Another thing I love about being a woman is that I get to do all these things IF I want to. I can work hard yet still stay home and bake or make clothes or have fun with other old fashioned style pursuits like all the crafting I've been doing lately. I love that I can be baking one day and crawling about in the mud the next, taking photos or doing some crazy activity like skydiving. I also admire the women who decide not to work, to stay at home with their children. I hope to be able to do the same one day, like I remember my mother doing for us, and even when she did go back to work, she was always there when we got home from school. I loved that and hope to do the same for my own children.
It's our responsibility to use the opportunities we have open to us nowadays and to keep working on the ones that aren't quite there yet. I hate that in some countries I've visited I've felt so restricted as a woman and unable to do things I take for granted here. I know how lucky I am not just to get to experience so many amazing places and activities but to be able to take so much for granted in day to day life. I wish all women around the world were able to do the things they want to do, be it work or play or vote or drive or in some cases just to be safe or have the freedom to choose where to go or simply what to wear*. If I were to visit my parents in Saudi Arabia now that I'm married, I'd need a letter of permission from my husband to travel without him.

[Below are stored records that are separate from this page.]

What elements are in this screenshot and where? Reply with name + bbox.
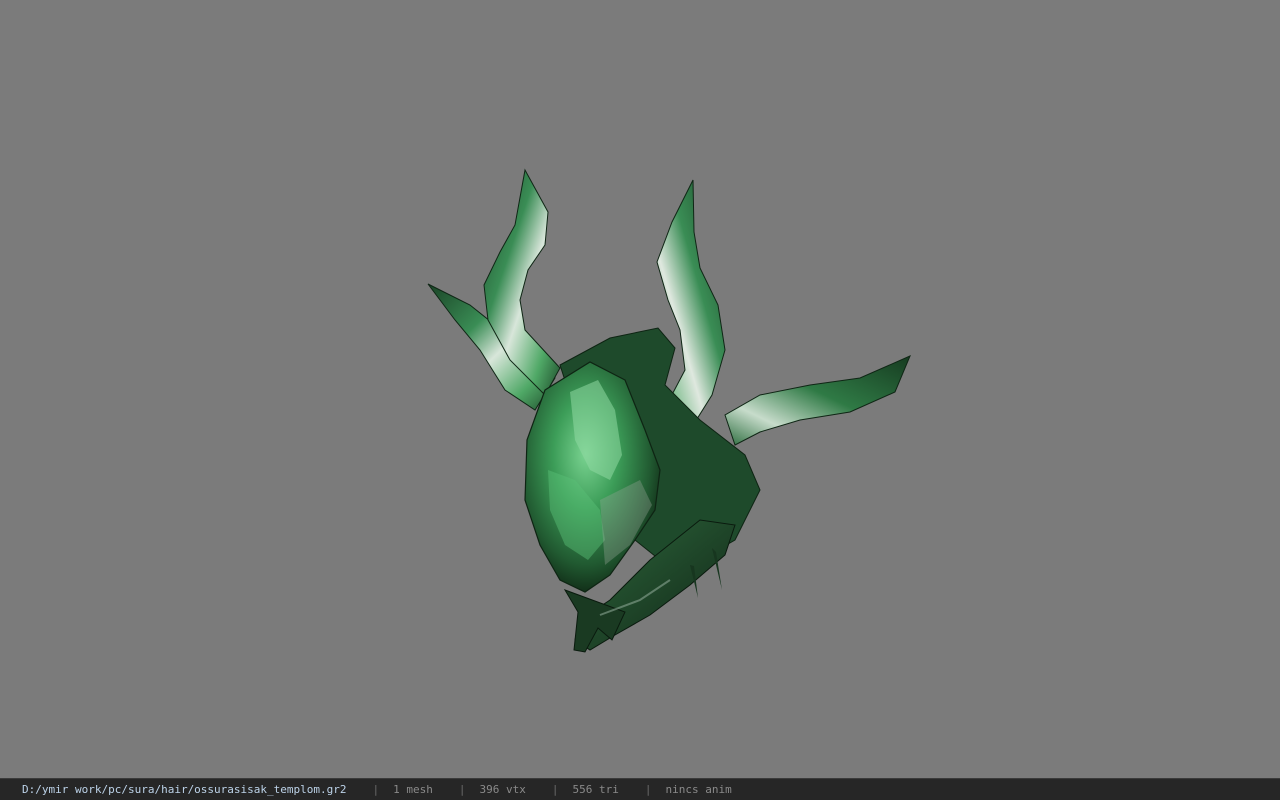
right-side-horn (724, 355, 911, 446)
file-path: D:/ymir work/pc/sura/hair/ossurasisak_te… (22, 783, 347, 796)
status-separator: | (644, 783, 652, 796)
triangle-count: 556 tri (572, 783, 619, 796)
mesh-count: 1 mesh (393, 783, 433, 796)
status-bar: D:/ymir work/pc/sura/hair/ossurasisak_te… (0, 778, 1280, 800)
model-viewport[interactable] (0, 0, 1280, 778)
animation-status: nincs anim (665, 783, 732, 796)
helmet-model-render (427, 168, 911, 653)
status-separator: | (551, 783, 559, 796)
status-separator: | (458, 783, 466, 796)
status-separator: | (372, 783, 380, 796)
vertex-count: 396 vtx (479, 783, 526, 796)
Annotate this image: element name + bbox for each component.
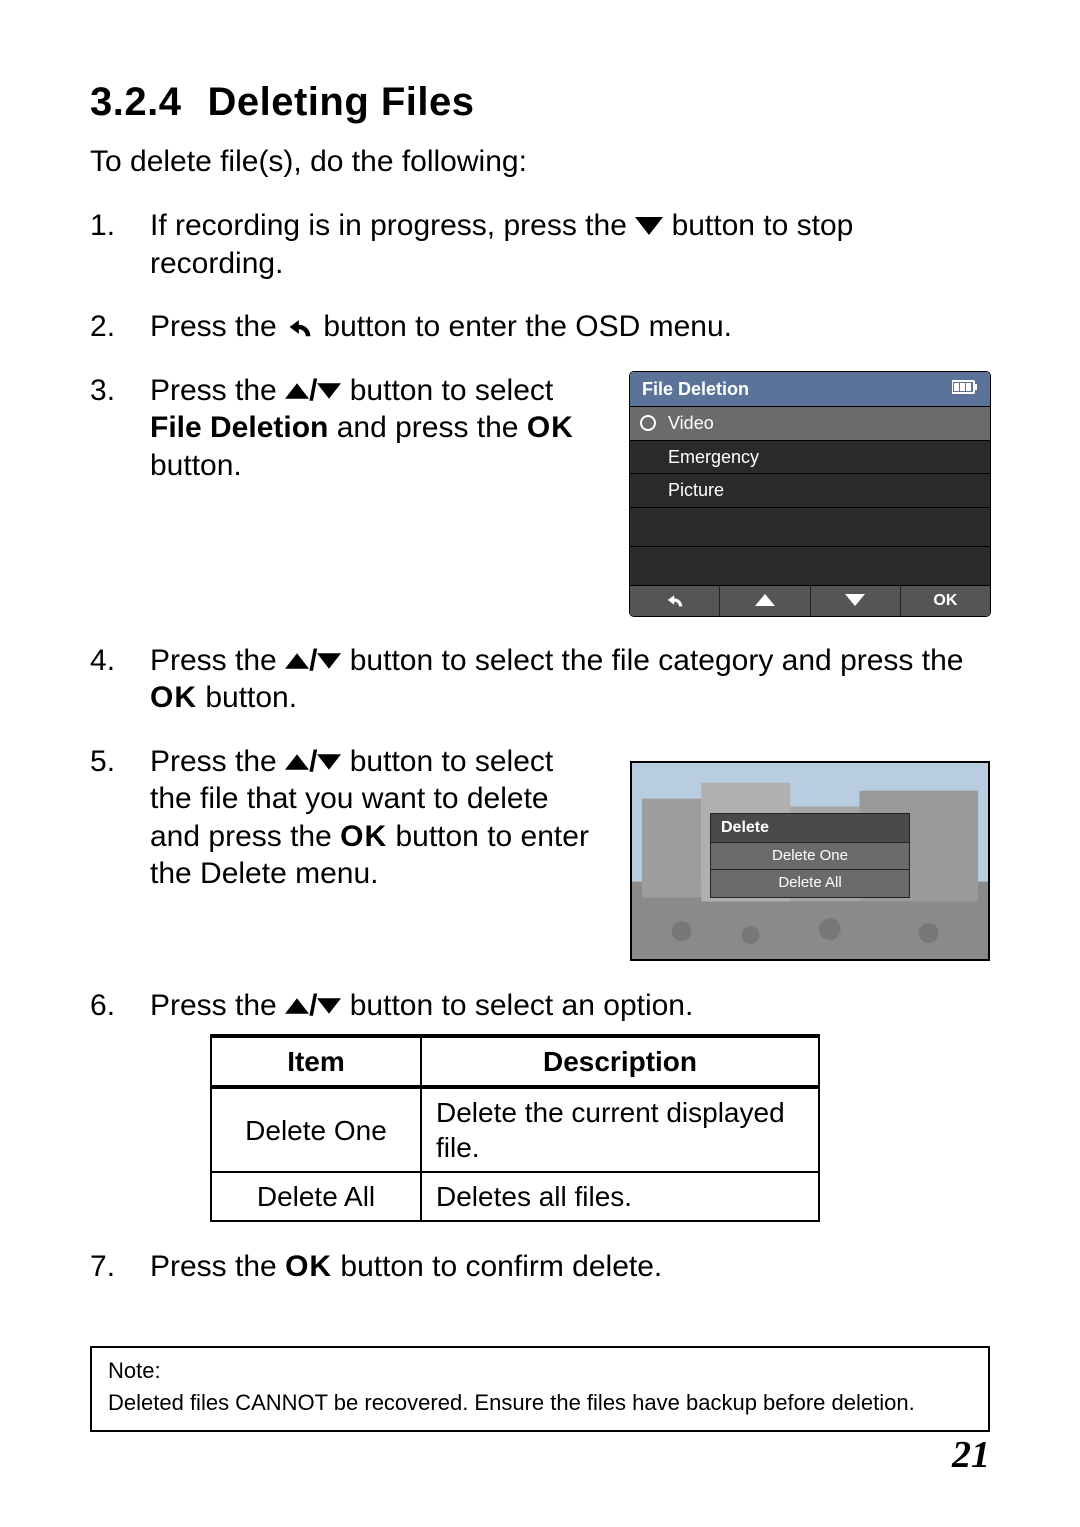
step-2-post: button to enter the OSD menu.	[323, 310, 732, 343]
delete-all-option[interactable]: Delete All	[710, 870, 910, 898]
step-3-bold: File Deletion	[150, 411, 328, 444]
table-row: Delete One Delete the current displayed …	[211, 1087, 819, 1172]
screen1-navbar: OK	[630, 585, 990, 616]
td-desc-1: Deletes all files.	[421, 1172, 819, 1221]
table-row: Delete All Deletes all files.	[211, 1172, 819, 1221]
step-4-mid1: button to select the file category and p…	[350, 644, 964, 677]
ok-label: OK	[285, 1250, 332, 1283]
ok-label: OK	[340, 820, 387, 853]
battery-icon	[952, 378, 978, 401]
note-heading: Note:	[108, 1358, 972, 1384]
screen1-item1: Emergency	[668, 447, 759, 467]
th-desc: Description	[421, 1036, 819, 1087]
delete-menu-overlay: Delete Delete One Delete All	[710, 813, 910, 899]
step-6: Press the / button to select an option. …	[90, 987, 990, 1223]
nav-ok-label: OK	[933, 592, 957, 609]
down-icon	[845, 594, 865, 606]
step-7: Press the OK button to confirm delete.	[90, 1248, 990, 1286]
screen1-item-video[interactable]: Video	[630, 406, 990, 440]
nav-back-button[interactable]	[630, 586, 719, 616]
screen1-blank1	[630, 507, 990, 546]
up-icon	[755, 594, 775, 606]
step-6-post: button to select an option.	[350, 989, 694, 1022]
screen1-item0: Video	[668, 413, 714, 433]
step-4-post: button.	[197, 681, 297, 714]
delete-menu-title: Delete	[710, 813, 910, 843]
step-3-post: button.	[150, 449, 242, 482]
step-1-pre: If recording is in progress, press the	[150, 209, 635, 242]
options-table: Item Description Delete One Delete the c…	[210, 1034, 820, 1222]
down-icon	[317, 378, 341, 404]
screen1-item-picture[interactable]: Picture	[630, 473, 990, 507]
screen1-titlebar: File Deletion	[630, 372, 990, 407]
nav-down-button[interactable]	[810, 586, 900, 616]
step-4: Press the / button to select the file ca…	[90, 642, 990, 717]
delete-preview-screen: Delete Delete One Delete All	[630, 761, 990, 961]
page-number: 21	[952, 1433, 990, 1477]
step-7-post: button to confirm delete.	[332, 1250, 662, 1283]
nav-up-button[interactable]	[719, 586, 809, 616]
step-6-pre: Press the	[150, 989, 285, 1022]
up-icon	[285, 749, 309, 775]
ok-label: OK	[150, 681, 197, 714]
screen1-blank2	[630, 546, 990, 585]
step-5: Press the / button to select the file th…	[90, 743, 990, 961]
ok-label: OK	[527, 411, 574, 444]
td-item-0: Delete One	[211, 1087, 421, 1172]
step-2-pre: Press the	[150, 310, 285, 343]
back-icon	[664, 592, 686, 608]
up-icon	[285, 993, 309, 1019]
step-3: Press the / button to select File Deleti…	[90, 372, 990, 616]
down-icon	[317, 749, 341, 775]
step-2: Press the button to enter the OSD menu.	[90, 308, 990, 346]
step-3-mid2: and press the	[328, 411, 526, 444]
note-body: Deleted files CANNOT be recovered. Ensur…	[108, 1390, 972, 1416]
intro-text: To delete file(s), do the following:	[90, 145, 990, 179]
nav-ok-button[interactable]: OK	[900, 586, 990, 616]
screen1-item2: Picture	[668, 480, 724, 500]
screen1-item-emergency[interactable]: Emergency	[630, 440, 990, 474]
up-icon	[285, 378, 309, 404]
back-icon	[285, 314, 315, 340]
step-7-pre: Press the	[150, 1250, 285, 1283]
step-3-mid1: button to select	[350, 374, 553, 407]
section-heading: 3.2.4 Deleting Files	[90, 80, 990, 125]
td-desc-0: Delete the current displayed file.	[421, 1087, 819, 1172]
screen1-title: File Deletion	[642, 378, 749, 401]
th-item: Item	[211, 1036, 421, 1087]
up-icon	[285, 648, 309, 674]
step-3-pre: Press the	[150, 374, 285, 407]
step-1: If recording is in progress, press the b…	[90, 207, 990, 282]
radio-icon	[640, 415, 656, 431]
note-box: Note: Deleted files CANNOT be recovered.…	[90, 1346, 990, 1432]
step-4-pre: Press the	[150, 644, 285, 677]
file-deletion-screen: File Deletion Video Emergency	[630, 372, 990, 616]
section-number: 3.2.4	[90, 80, 181, 124]
td-item-1: Delete All	[211, 1172, 421, 1221]
step-5-pre: Press the	[150, 745, 285, 778]
down-icon	[317, 648, 341, 674]
down-icon	[317, 993, 341, 1019]
section-title-text: Deleting Files	[207, 80, 474, 124]
down-icon	[635, 213, 663, 239]
delete-one-option[interactable]: Delete One	[710, 843, 910, 871]
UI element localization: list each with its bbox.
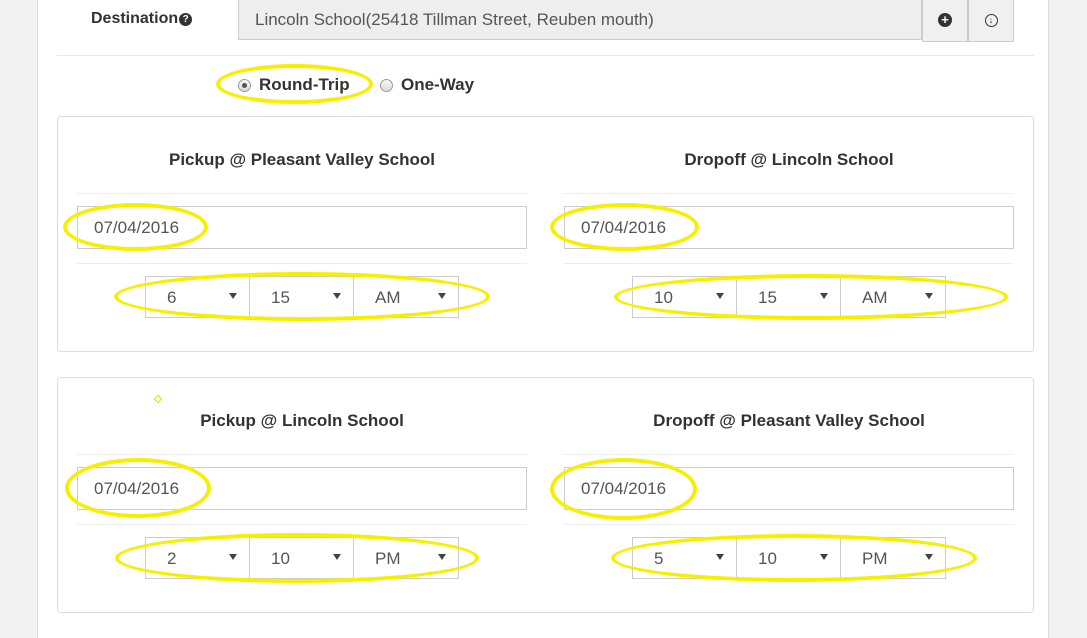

I am happy to show off what I've done because I'm out there making the most of the fact that I can, due to the women who campaigned for it, enabling me to have a well paid professional career which means I can travel and do all these things. And if I decide one day to jack it all in to stay at home, I'll be proud of that too because that's the best part - the right to choose. I don't want to feel that as a woman I HAVE to do it all (oh the pressure THAT puts on us all, the same post from Anna is applicable here too!), but I love the fact I CAN if I want to, just maybe not all at the same time!
I hope my post on Any Other Woman's International Women's Day celebration is taken as I meant it, as inspiration to live life as an adventure, however you want that adventure to pan out. And although we still have lots to fight for as women to be truly seen as equally deserving of the same rights and respect as men, we should still be grateful for what we are able to do, thanks to the fabulous ladies of the past.
It seems I have gone a bit serious and this post is longer than I anticipated, I just suddenly felt the need to write more relating to my post on AOW today. Incidentally, there's an interesting looking film on BBC2 tomorrow night at 9pm about the women who went on strike for equal pay, Made in Dagenham, very timely.
*In most areas of Saudi Arabia, and particularly in Riyadh and the central part of the Kingdom, women wear a full-length black covering known as an Abaya, and cover their heads. Women who choose not to conform to this dress code face a risk of confrontation by Mutawwa and possible detention/arrest. Men should not wear shorts in public or go without a shirt.
Many areas of life in Saudi Arabia are segregated by sex to ensure that unrelated men and women have no possibility of mingling (a punishable crime). Some Mutawwa try to enforce this normally by asking for proof that a couple is married or related. Women who are arrested forsocializing with a man who is not a relative may be charged with prostitution. Some restaurants, particularly fast-food outlets, have refused to serve women who are not accompanied by a close male relative. In addition, some restaurants or cafes do not have a "family section" in which women are permitted to eat. These restrictions are not always posted. This is more common in Riyadh and the more conservative central Nejd region.
Dancing, playing music, and showing movies in public are forbidden.